Digital Foundry Analyzes Mario + Rabbids Kingdom Battle's Amazing Performance on Nintendo Switch

Digital Foundry has finally released the video that I've been waiting weeks for: a full visual and [...]

Digital Foundry has finally released the video that I've been waiting weeks for: a full visual and performance analysis of Mario + Rabbids Kingdom Battle. This game surprised everyone, and while I was totally expecting Kingdom Battle to be a blast, I was not prepared for how gorgeous it is. Ubisoft's Snowdrop engine worked some serious miracles, and Digital Foundry is here to let us in on a few of its secrets!

If I took you into a room right now and you watched me play Kingdom Battle for an hour in both docked and handheld modes, I doubt very much that you'd be able to tell that it wasn't running at 1080p and 720p, respectively. Edges are so sharp, and the character models are so clean, yet the game runs at 900p and 600p. If we would have heard those numbers before the game launched we would have been worried. Now we're not even sure if we believe it!

Nintendo could learn something from Ubisoft, here. Nintendo is notorious for not implementing anti-aliasing in its games, which makes them appear pretty jaggy and a little rough around the edges. Though Mario Kart 8 Deluxe runs at a full 1080p, Mario + Rabbids Kingdom Battle is the smoother looking game due to Ubisoft's fantastic anti-aliasing solution. Texture details also look phenomenal, even up close.

Performance is stable across the board, with very minor slowdown in certain areas. The framerate can stutter when the camera zooms in close on a character who has a special effect applied to them, and while navigating certain areas of the hub world, but otherwise thing stay locked at a rock-solid 30 fps. Considering the sheer number of things happening on-screen at any given time, Kingdom Battle's performance truly is a marvel.

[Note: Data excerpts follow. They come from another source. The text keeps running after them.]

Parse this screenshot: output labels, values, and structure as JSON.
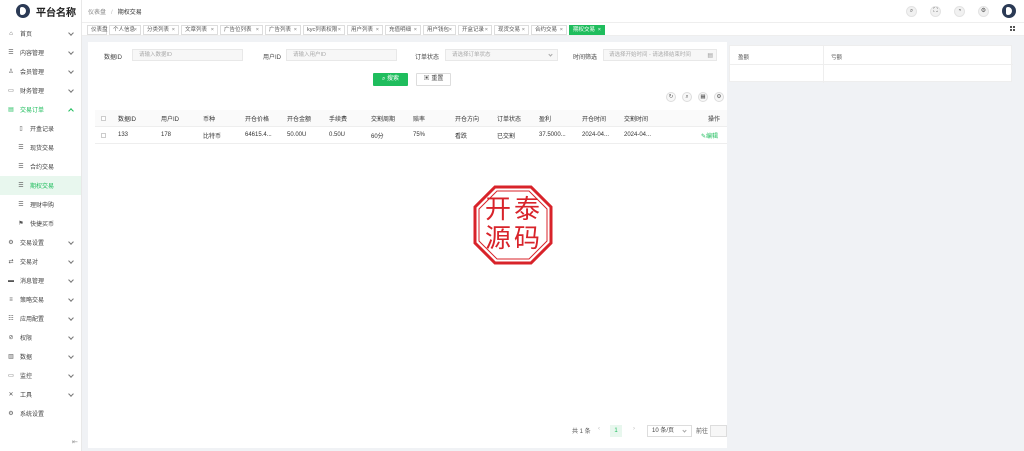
{
  "app": {
    "name": "平台名称"
  },
  "breadcrumb": [
    "仪表盘",
    "期权交易"
  ],
  "sidebar": {
    "items": [
      {
        "icon": "home-icon",
        "label": "首页",
        "chev": true
      },
      {
        "icon": "list-icon",
        "label": "内容管理",
        "chev": true
      },
      {
        "icon": "users-icon",
        "label": "会员管理",
        "chev": true
      },
      {
        "icon": "wallet-icon",
        "label": "财务管理",
        "chev": true
      },
      {
        "icon": "orders-icon",
        "label": "交易订单",
        "chev": true,
        "open": true
      },
      {
        "icon": "doc-icon",
        "label": "开盒记录",
        "sub": true
      },
      {
        "icon": "lines-icon",
        "label": "现货交易",
        "sub": true
      },
      {
        "icon": "lines-icon",
        "label": "合约交易",
        "sub": true
      },
      {
        "icon": "lines-icon",
        "label": "期权交易",
        "sub": true,
        "selected": true
      },
      {
        "icon": "lines-icon",
        "label": "理财申购",
        "sub": true
      },
      {
        "icon": "flag-icon",
        "label": "快捷买币",
        "sub": true
      },
      {
        "icon": "settings-icon",
        "label": "交易设置",
        "chev": true
      },
      {
        "icon": "pair-icon",
        "label": "交易对",
        "chev": true
      },
      {
        "icon": "message-icon",
        "label": "消息管理",
        "chev": true
      },
      {
        "icon": "strategy-icon",
        "label": "策略交易",
        "chev": true
      },
      {
        "icon": "app-config-icon",
        "label": "应用配置",
        "chev": true
      },
      {
        "icon": "permission-icon",
        "label": "权限",
        "chev": true
      },
      {
        "icon": "data-icon",
        "label": "数据",
        "chev": true
      },
      {
        "icon": "monitor-icon",
        "label": "监控",
        "chev": true
      },
      {
        "icon": "tools-icon",
        "label": "工具",
        "chev": true
      },
      {
        "icon": "gear-icon",
        "label": "系统设置"
      }
    ]
  },
  "tabs": [
    {
      "label": "仪表盘",
      "closable": false
    },
    {
      "label": "个人信息",
      "closable": true
    },
    {
      "label": "分类列表",
      "closable": true
    },
    {
      "label": "文章列表",
      "closable": true
    },
    {
      "label": "广告位列表",
      "closable": true
    },
    {
      "label": "广告列表",
      "closable": true
    },
    {
      "label": "kyc列表权限",
      "closable": true
    },
    {
      "label": "用户列表",
      "closable": true
    },
    {
      "label": "充值明细",
      "closable": true
    },
    {
      "label": "用户钱包",
      "closable": true
    },
    {
      "label": "开盒记录",
      "closable": true
    },
    {
      "label": "现货交易",
      "closable": true
    },
    {
      "label": "合约交易",
      "closable": true
    },
    {
      "label": "期权交易",
      "closable": true,
      "active": true
    }
  ],
  "filters": {
    "data_id": {
      "label": "数据ID",
      "placeholder": "请输入数据ID"
    },
    "user_id": {
      "label": "用户ID",
      "placeholder": "请输入用户ID"
    },
    "order_status": {
      "label": "订单状态",
      "placeholder": "请选择订单状态"
    },
    "time": {
      "label": "时间筛选",
      "start": "请选择开始时间",
      "sep": "-",
      "end": "请选择结束时间"
    },
    "search_label": "搜索",
    "reset_label": "重置"
  },
  "table": {
    "headers": [
      "数据ID",
      "用户ID",
      "币种",
      "开仓价格",
      "开仓金额",
      "手续费",
      "交割周期",
      "赔率",
      "开仓方向",
      "订单状态",
      "盈利",
      "开仓时间",
      "交割时间",
      "操作"
    ],
    "rows": [
      [
        "133",
        "178",
        "比特币",
        "64615.4...",
        "50.00U",
        "0.50U",
        "60分",
        "75%",
        "看跌",
        "已交割",
        "37.5000...",
        "2024-04...",
        "2024-04...",
        "编辑"
      ]
    ]
  },
  "side_panel": {
    "col1": "盈额",
    "col2": "亏额"
  },
  "pagination": {
    "total": "共 1 条",
    "current": "1",
    "size": "10 条/页",
    "jump": "前往"
  },
  "watermark": {
    "text": "开泰源码",
    "color": "#d8232a"
  },
  "colors": {
    "accent": "#1fbd5d"
  }
}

The biggest takeaway here? Ubisoft's Snowdrop engine has a very bright future on the Nintendo Switch. This is a highly versatile engine which is obviously capable of some impeccable scaling to Nintendo's current spec. What other games might we see grace the Switch? South Park: The Fractured but Whole seems inevitable, but could we ever see a game like The Division ported to the Switch? Only time will tell, but now we know that when Ubisoft is determined to make something work, by God, they're going to make it work.